🤖 AI Summary
Existing imitation learning approaches predominantly focus on explicit gait trajectories while neglecting passive dynamics—a key factor underlying energy efficiency in biological locomotion.
Method: We propose a physics-aware learning framework for motion control. Specifically, we introduce the Impact Mitigation Factor (IMF) as a differentiable, physics-based reward term that explicitly encodes passive dynamics into reinforcement learning objectives. Integrating Adversarial Motion Priors (AMP) with the IMF-guided reward, our method jointly optimizes both explicit trajectory tracking and implicit energy-efficient mechanisms in an end-to-end manner within simulation.
Contribution/Results: Experiments demonstrate substantial reductions in cost of transport (CoT) across diverse locomotion tasks—up to 32% improvement—thereby effectively bridging the modeling gap between motion imitation and energetic efficiency. To our knowledge, this is the first work to explicitly formulate passive dynamics as an optimizable component of the RL reward structure for learned locomotion control.
📝 Abstract
Animals achieve energy-efficient locomotion by their implicit passive dynamics, a marvel that has captivated roboticists for decades.Recently, methods incorporated Adversarial Motion Prior (AMP) and Reinforcement learning (RL) shows promising progress to replicate Animals'naturalistic motion.
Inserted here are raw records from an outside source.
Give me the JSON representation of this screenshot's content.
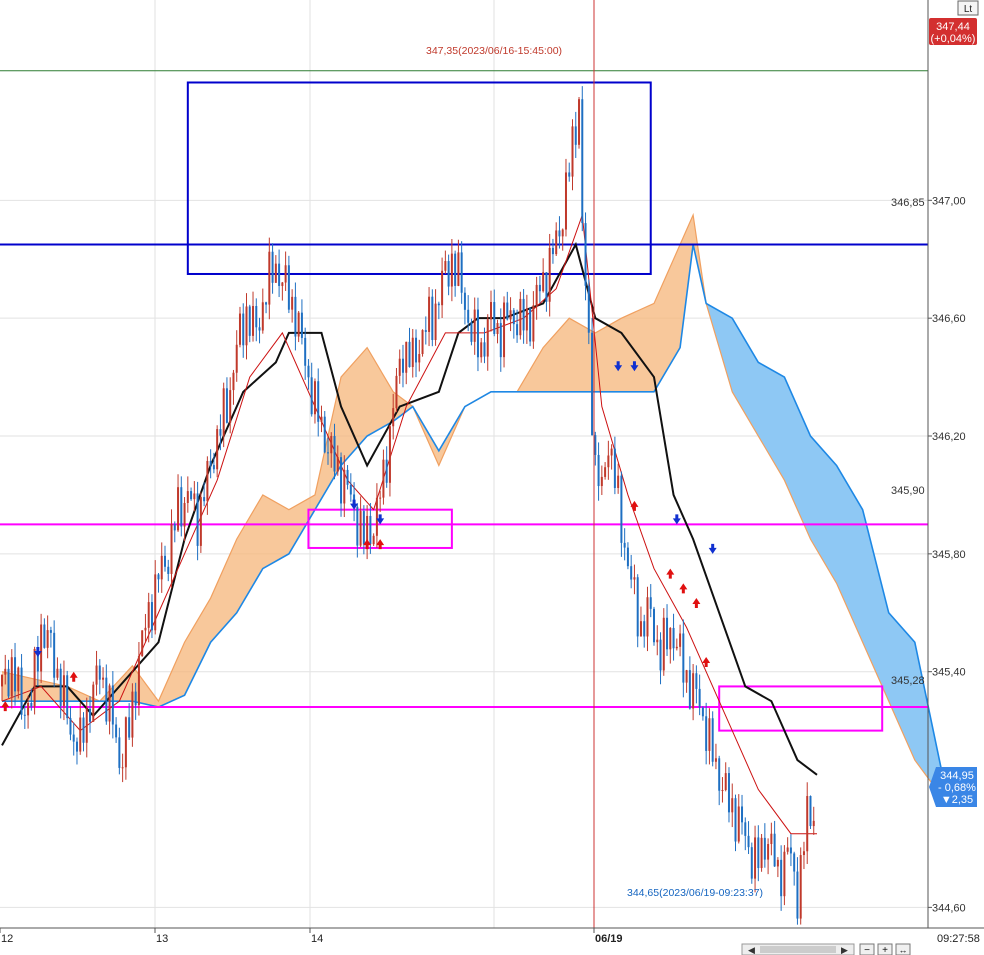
{
  "chart_data": {
    "type": "candlestick",
    "title": "",
    "y_axis": {
      "ylim": [
        344.53,
        347.68
      ],
      "ticks": [
        "347,00",
        "346,60",
        "346,20",
        "345,80",
        "345,40",
        "344,60"
      ],
      "position": "right"
    },
    "x_axis": {
      "ticks": [
        "12",
        "13",
        "14",
        "06/19"
      ],
      "current_time": "09:27:58"
    },
    "horizontal_lines": [
      {
        "value": 347.44,
        "color": "#2e7d32"
      },
      {
        "value": 346.85,
        "label": "346,85",
        "color": "#0000cc"
      },
      {
        "value": 345.9,
        "label": "345,90",
        "color": "#ff00ff"
      },
      {
        "value": 345.28,
        "label": "345,28",
        "color": "#ff00ff"
      }
    ],
    "annotations": {
      "high": "347,35(2023/06/16-15:45:00)",
      "low": "344,65(2023/06/19-09:23:37)"
    },
    "last_price_badge": {
      "price": "347,44",
      "change": "(+0,04%)",
      "color": "#d32f2f"
    },
    "current_price_badge": {
      "price": "344,95",
      "change": "- 0,68%",
      "diff": "▼2,35",
      "color": "#3a86e6"
    },
    "price_path": [
      [
        0,
        345.35
      ],
      [
        3,
        345.42
      ],
      [
        6,
        345.28
      ],
      [
        9,
        345.3
      ],
      [
        12,
        345.55
      ],
      [
        15,
        345.48
      ],
      [
        18,
        345.35
      ],
      [
        21,
        345.2
      ],
      [
        24,
        345.15
      ],
      [
        27,
        345.3
      ],
      [
        30,
        345.4
      ],
      [
        33,
        345.28
      ],
      [
        36,
        345.1
      ],
      [
        39,
        345.2
      ],
      [
        42,
        345.45
      ],
      [
        45,
        345.6
      ],
      [
        48,
        345.72
      ],
      [
        51,
        345.8
      ],
      [
        54,
        345.95
      ],
      [
        57,
        346.0
      ],
      [
        60,
        345.92
      ],
      [
        63,
        346.05
      ],
      [
        66,
        346.2
      ],
      [
        69,
        346.3
      ],
      [
        72,
        346.5
      ],
      [
        75,
        346.62
      ],
      [
        78,
        346.55
      ],
      [
        81,
        346.7
      ],
      [
        84,
        346.78
      ],
      [
        87,
        346.7
      ],
      [
        90,
        346.62
      ],
      [
        93,
        346.45
      ],
      [
        96,
        346.3
      ],
      [
        99,
        346.2
      ],
      [
        102,
        346.1
      ],
      [
        105,
        346.05
      ],
      [
        108,
        345.95
      ],
      [
        111,
        345.85
      ],
      [
        114,
        345.9
      ],
      [
        117,
        346.05
      ],
      [
        120,
        346.3
      ],
      [
        123,
        346.5
      ],
      [
        126,
        346.45
      ],
      [
        129,
        346.55
      ],
      [
        132,
        346.6
      ],
      [
        135,
        346.72
      ],
      [
        138,
        346.8
      ],
      [
        141,
        346.7
      ],
      [
        144,
        346.55
      ],
      [
        147,
        346.5
      ],
      [
        150,
        346.6
      ],
      [
        153,
        346.55
      ],
      [
        156,
        346.62
      ],
      [
        159,
        346.58
      ],
      [
        162,
        346.6
      ],
      [
        165,
        346.7
      ],
      [
        168,
        346.78
      ],
      [
        171,
        346.9
      ],
      [
        174,
        347.1
      ],
      [
        177,
        347.35
      ],
      [
        178,
        346.9
      ],
      [
        180,
        346.5
      ],
      [
        182,
        346.1
      ],
      [
        184,
        346.0
      ],
      [
        186,
        346.2
      ],
      [
        188,
        346.05
      ],
      [
        190,
        345.9
      ],
      [
        193,
        345.7
      ],
      [
        196,
        345.55
      ],
      [
        199,
        345.6
      ],
      [
        202,
        345.45
      ],
      [
        205,
        345.55
      ],
      [
        208,
        345.45
      ],
      [
        211,
        345.35
      ],
      [
        214,
        345.3
      ],
      [
        217,
        345.15
      ],
      [
        220,
        345.05
      ],
      [
        223,
        344.95
      ],
      [
        226,
        344.9
      ],
      [
        229,
        344.8
      ],
      [
        232,
        344.75
      ],
      [
        235,
        344.85
      ],
      [
        238,
        344.7
      ],
      [
        241,
        344.8
      ],
      [
        244,
        344.65
      ],
      [
        247,
        344.9
      ],
      [
        250,
        344.95
      ]
    ],
    "kijun_line": [
      [
        0,
        345.15
      ],
      [
        10,
        345.35
      ],
      [
        20,
        345.35
      ],
      [
        28,
        345.25
      ],
      [
        40,
        345.4
      ],
      [
        48,
        345.5
      ],
      [
        56,
        345.85
      ],
      [
        64,
        346.1
      ],
      [
        74,
        346.35
      ],
      [
        84,
        346.45
      ],
      [
        88,
        346.55
      ],
      [
        98,
        346.55
      ],
      [
        104,
        346.3
      ],
      [
        112,
        346.1
      ],
      [
        122,
        346.3
      ],
      [
        134,
        346.35
      ],
      [
        140,
        346.55
      ],
      [
        146,
        346.6
      ],
      [
        154,
        346.6
      ],
      [
        166,
        346.65
      ],
      [
        176,
        346.85
      ],
      [
        182,
        346.6
      ],
      [
        190,
        346.55
      ],
      [
        200,
        346.4
      ],
      [
        206,
        346.0
      ],
      [
        212,
        345.85
      ],
      [
        220,
        345.6
      ],
      [
        228,
        345.35
      ],
      [
        236,
        345.3
      ],
      [
        244,
        345.1
      ],
      [
        250,
        345.05
      ]
    ],
    "tenkan_line": [
      [
        0,
        345.3
      ],
      [
        12,
        345.35
      ],
      [
        24,
        345.2
      ],
      [
        36,
        345.3
      ],
      [
        46,
        345.55
      ],
      [
        56,
        345.8
      ],
      [
        66,
        346.05
      ],
      [
        76,
        346.4
      ],
      [
        86,
        346.55
      ],
      [
        96,
        346.3
      ],
      [
        106,
        346.05
      ],
      [
        114,
        345.95
      ],
      [
        124,
        346.3
      ],
      [
        136,
        346.55
      ],
      [
        148,
        346.55
      ],
      [
        160,
        346.6
      ],
      [
        170,
        346.7
      ],
      [
        178,
        346.95
      ],
      [
        184,
        346.3
      ],
      [
        192,
        346.0
      ],
      [
        200,
        345.75
      ],
      [
        210,
        345.55
      ],
      [
        220,
        345.3
      ],
      [
        232,
        345.0
      ],
      [
        242,
        344.85
      ],
      [
        250,
        344.85
      ]
    ],
    "senkou_a": [
      [
        0,
        345.4
      ],
      [
        20,
        345.35
      ],
      [
        30,
        345.3
      ],
      [
        40,
        345.42
      ],
      [
        48,
        345.3
      ],
      [
        56,
        345.5
      ],
      [
        64,
        345.65
      ],
      [
        72,
        345.85
      ],
      [
        80,
        346.0
      ],
      [
        88,
        345.95
      ],
      [
        96,
        346.0
      ],
      [
        104,
        346.4
      ],
      [
        112,
        346.5
      ],
      [
        120,
        346.35
      ],
      [
        126,
        346.3
      ],
      [
        134,
        346.1
      ],
      [
        142,
        346.3
      ],
      [
        150,
        346.35
      ],
      [
        158,
        346.35
      ],
      [
        166,
        346.5
      ],
      [
        174,
        346.6
      ],
      [
        182,
        346.55
      ],
      [
        190,
        346.6
      ],
      [
        200,
        346.65
      ],
      [
        208,
        346.85
      ],
      [
        212,
        346.95
      ],
      [
        216,
        346.65
      ],
      [
        224,
        346.35
      ],
      [
        232,
        346.2
      ],
      [
        240,
        346.05
      ],
      [
        248,
        345.85
      ],
      [
        256,
        345.7
      ],
      [
        264,
        345.5
      ],
      [
        272,
        345.3
      ],
      [
        280,
        345.1
      ],
      [
        290,
        344.95
      ]
    ],
    "senkou_b": [
      [
        0,
        345.3
      ],
      [
        20,
        345.3
      ],
      [
        30,
        345.3
      ],
      [
        40,
        345.3
      ],
      [
        48,
        345.28
      ],
      [
        56,
        345.32
      ],
      [
        64,
        345.5
      ],
      [
        72,
        345.6
      ],
      [
        80,
        345.75
      ],
      [
        88,
        345.8
      ],
      [
        96,
        345.95
      ],
      [
        104,
        346.1
      ],
      [
        112,
        346.2
      ],
      [
        120,
        346.25
      ],
      [
        126,
        346.3
      ],
      [
        134,
        346.15
      ],
      [
        142,
        346.3
      ],
      [
        150,
        346.35
      ],
      [
        158,
        346.35
      ],
      [
        166,
        346.35
      ],
      [
        174,
        346.35
      ],
      [
        182,
        346.35
      ],
      [
        190,
        346.35
      ],
      [
        200,
        346.35
      ],
      [
        208,
        346.5
      ],
      [
        212,
        346.85
      ],
      [
        216,
        346.65
      ],
      [
        224,
        346.6
      ],
      [
        232,
        346.45
      ],
      [
        240,
        346.4
      ],
      [
        248,
        346.2
      ],
      [
        256,
        346.1
      ],
      [
        264,
        345.95
      ],
      [
        272,
        345.6
      ],
      [
        280,
        345.5
      ],
      [
        290,
        344.97
      ]
    ],
    "signals": {
      "sell": [
        [
          11,
          345.45
        ],
        [
          108,
          345.95
        ],
        [
          116,
          345.9
        ],
        [
          189,
          346.42
        ],
        [
          194,
          346.42
        ],
        [
          207,
          345.9
        ],
        [
          218,
          345.8
        ]
      ],
      "buy": [
        [
          1,
          345.3
        ],
        [
          22,
          345.4
        ],
        [
          112,
          345.85
        ],
        [
          116,
          345.85
        ],
        [
          194,
          345.98
        ],
        [
          205,
          345.75
        ],
        [
          209,
          345.7
        ],
        [
          213,
          345.65
        ],
        [
          216,
          345.45
        ]
      ]
    },
    "boxes": [
      {
        "x0": 57,
        "y0": 346.75,
        "x1": 199,
        "y1": 347.4,
        "color": "#0000cc"
      },
      {
        "x0": 94,
        "y0": 345.82,
        "x1": 138,
        "y1": 345.95,
        "color": "#ff00ff"
      },
      {
        "x0": 220,
        "y0": 345.2,
        "x1": 270,
        "y1": 345.35,
        "color": "#ff00ff"
      }
    ]
  },
  "toolbar": {
    "scroll_left": "◀",
    "scroll_right": "▶",
    "zoom_minus": "−",
    "zoom_plus": "+",
    "zoom_reset": "↔",
    "top_button": "Lt"
  }
}
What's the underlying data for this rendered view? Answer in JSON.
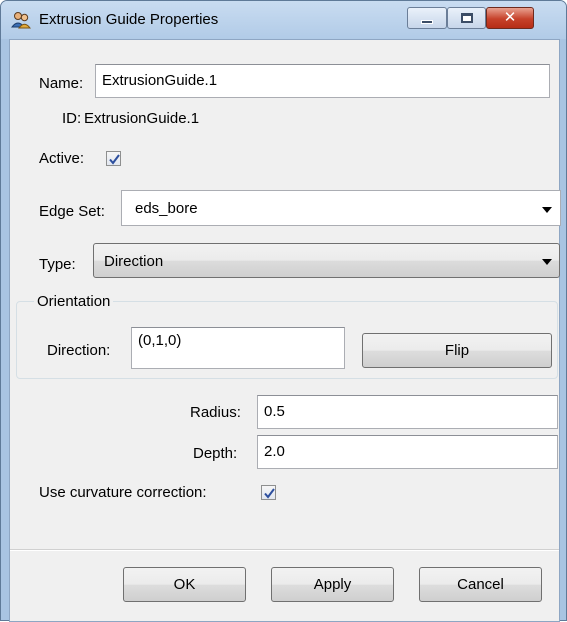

However, such imitation learning approaches predominantly capture explicit kinematic patterns, so-called gaits, while overlooking the implicit passive dynamics. This work bridges this gap by incorporating a reward term guided by Impact Mitigation Factor (IMF), a physics-informed metric that quantifies a robot's ability to passively mitigate impacts. By integrating IMF with AMP, our approach enables RL policies to learn both explicit motion trajectories from animal reference motion and the implicit passive dynamic. We demonstrate energy efficiency improvements of up to 32%, as measured by the Cost of Transport (CoT), across both AMP and handcrafted reward structure.